Les scientifiques de l'EPFL montrent que la nouvelle méthode est efficace pour identifier des matériaux avec des géométries de pores similaires. Une classe de matériaux nanoporeux qui bénéficierait de cette innovation sont les zéolites et les charpentes organométalliques (MOF), dont les applications vont de la séparation et du stockage de gaz à la catalyse.
Les scientifiques ont utilisé le stockage du méthane, un aspect important des énergies renouvelables, comme étude de cas. La nouvelle méthode a montré qu'il est possible de trouver des matériaux nanoporeux qui fonctionnent aussi bien que les matériaux les plus performants connus en recherchant dans les bases de données des formes de pores similaires.
Inversement, l'étude montre que les formes de pores des matériaux les plus performants peuvent être classées en classes topologiquement distinctes, et que les matériaux de chaque classe nécessitent une stratégie d'optimisation différente.
"Nous avons une base de données de plus de 3, 000, 000 matériaux nanoporeux, il est donc hors de question de trouver des structures similaires par inspection visuelle, " dit Berend Smit. " En fait, parcourir la littérature, nous avons constaté que les auteurs ne réalisent souvent pas quand un nouveau MOF a la même structure de pores qu'un autre. Nous avons donc vraiment besoin d'une méthode de calcul. Cependant, alors que les humains sont intuitivement bons pour reconnaître les formes comme identiques ou différentes, nous devions travailler avec le département de mathématiques de l'EPFL pour développer un formalisme capable d'enseigner cette compétence à un ordinateur."

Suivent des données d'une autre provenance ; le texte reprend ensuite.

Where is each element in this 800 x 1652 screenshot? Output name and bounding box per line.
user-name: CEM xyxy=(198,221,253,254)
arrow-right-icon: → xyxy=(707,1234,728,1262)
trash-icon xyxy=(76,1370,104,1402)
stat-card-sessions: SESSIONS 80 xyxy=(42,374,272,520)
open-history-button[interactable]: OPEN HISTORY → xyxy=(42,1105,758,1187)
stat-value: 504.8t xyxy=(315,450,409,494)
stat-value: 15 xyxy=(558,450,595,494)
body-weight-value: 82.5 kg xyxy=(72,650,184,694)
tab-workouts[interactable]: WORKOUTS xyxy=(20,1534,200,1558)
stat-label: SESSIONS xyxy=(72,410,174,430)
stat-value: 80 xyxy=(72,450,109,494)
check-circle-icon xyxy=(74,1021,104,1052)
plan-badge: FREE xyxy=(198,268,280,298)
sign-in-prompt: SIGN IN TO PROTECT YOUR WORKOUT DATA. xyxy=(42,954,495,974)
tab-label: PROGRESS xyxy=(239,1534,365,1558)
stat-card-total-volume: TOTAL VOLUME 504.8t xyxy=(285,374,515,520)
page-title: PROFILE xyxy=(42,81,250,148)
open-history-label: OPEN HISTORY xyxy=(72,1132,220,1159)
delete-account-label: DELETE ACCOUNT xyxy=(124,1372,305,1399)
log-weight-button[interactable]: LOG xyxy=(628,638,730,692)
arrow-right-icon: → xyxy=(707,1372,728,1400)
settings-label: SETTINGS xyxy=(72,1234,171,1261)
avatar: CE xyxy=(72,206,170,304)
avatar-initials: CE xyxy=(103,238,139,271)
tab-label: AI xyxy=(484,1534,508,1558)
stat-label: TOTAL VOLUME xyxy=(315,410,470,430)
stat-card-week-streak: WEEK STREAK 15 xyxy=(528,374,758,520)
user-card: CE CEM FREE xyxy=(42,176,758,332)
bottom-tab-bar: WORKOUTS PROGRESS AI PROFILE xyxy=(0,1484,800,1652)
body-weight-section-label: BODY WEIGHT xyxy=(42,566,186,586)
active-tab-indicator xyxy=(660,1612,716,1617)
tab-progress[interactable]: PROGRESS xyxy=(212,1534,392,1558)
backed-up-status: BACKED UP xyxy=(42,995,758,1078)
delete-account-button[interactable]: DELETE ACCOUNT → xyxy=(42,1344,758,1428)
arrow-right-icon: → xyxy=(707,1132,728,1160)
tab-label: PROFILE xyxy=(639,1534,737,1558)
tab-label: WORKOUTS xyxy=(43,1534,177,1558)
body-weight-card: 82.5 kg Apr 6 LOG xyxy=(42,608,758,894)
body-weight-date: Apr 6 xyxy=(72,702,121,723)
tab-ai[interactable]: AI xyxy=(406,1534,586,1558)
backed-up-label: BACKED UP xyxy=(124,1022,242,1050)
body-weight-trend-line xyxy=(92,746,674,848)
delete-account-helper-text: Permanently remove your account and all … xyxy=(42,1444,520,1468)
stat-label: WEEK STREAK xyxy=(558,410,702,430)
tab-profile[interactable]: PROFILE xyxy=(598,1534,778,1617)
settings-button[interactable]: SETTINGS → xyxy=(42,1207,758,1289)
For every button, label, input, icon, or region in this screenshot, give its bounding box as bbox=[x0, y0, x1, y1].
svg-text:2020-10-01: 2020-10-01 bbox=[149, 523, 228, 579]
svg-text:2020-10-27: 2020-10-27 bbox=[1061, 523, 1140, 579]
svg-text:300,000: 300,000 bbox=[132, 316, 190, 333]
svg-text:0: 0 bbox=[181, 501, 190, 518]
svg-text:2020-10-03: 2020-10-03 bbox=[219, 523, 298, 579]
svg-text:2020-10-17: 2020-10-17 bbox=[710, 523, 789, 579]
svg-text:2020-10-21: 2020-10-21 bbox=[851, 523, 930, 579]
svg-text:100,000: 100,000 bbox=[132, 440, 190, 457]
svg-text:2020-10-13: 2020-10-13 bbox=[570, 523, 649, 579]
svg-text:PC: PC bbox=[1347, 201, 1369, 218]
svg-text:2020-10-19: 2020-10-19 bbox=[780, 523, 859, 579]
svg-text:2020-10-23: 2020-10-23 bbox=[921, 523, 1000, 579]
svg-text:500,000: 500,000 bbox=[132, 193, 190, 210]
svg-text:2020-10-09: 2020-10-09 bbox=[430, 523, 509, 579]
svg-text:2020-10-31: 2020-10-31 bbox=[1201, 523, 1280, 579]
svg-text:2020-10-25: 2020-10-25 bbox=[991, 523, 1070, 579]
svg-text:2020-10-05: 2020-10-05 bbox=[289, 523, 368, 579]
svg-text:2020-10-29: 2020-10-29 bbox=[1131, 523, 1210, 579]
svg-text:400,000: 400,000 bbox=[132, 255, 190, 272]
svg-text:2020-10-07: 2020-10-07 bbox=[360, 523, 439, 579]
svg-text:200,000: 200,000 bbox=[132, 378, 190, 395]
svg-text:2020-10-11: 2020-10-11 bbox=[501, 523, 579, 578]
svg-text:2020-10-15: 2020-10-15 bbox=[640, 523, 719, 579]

« Dans le domaine de la topologie algébrique, les mathématiciens ont formulé la théorie de l'homologie de persistance dans n'importe quelle dimension, " explique Kathryn Hess. " Les applications précédentes n'utilisaient que les deux premières de ces dimensions, C'est donc passionnant que les ingénieurs chimistes de l'EPFL aient découvert une application importante qui nécessite également la troisième dimension."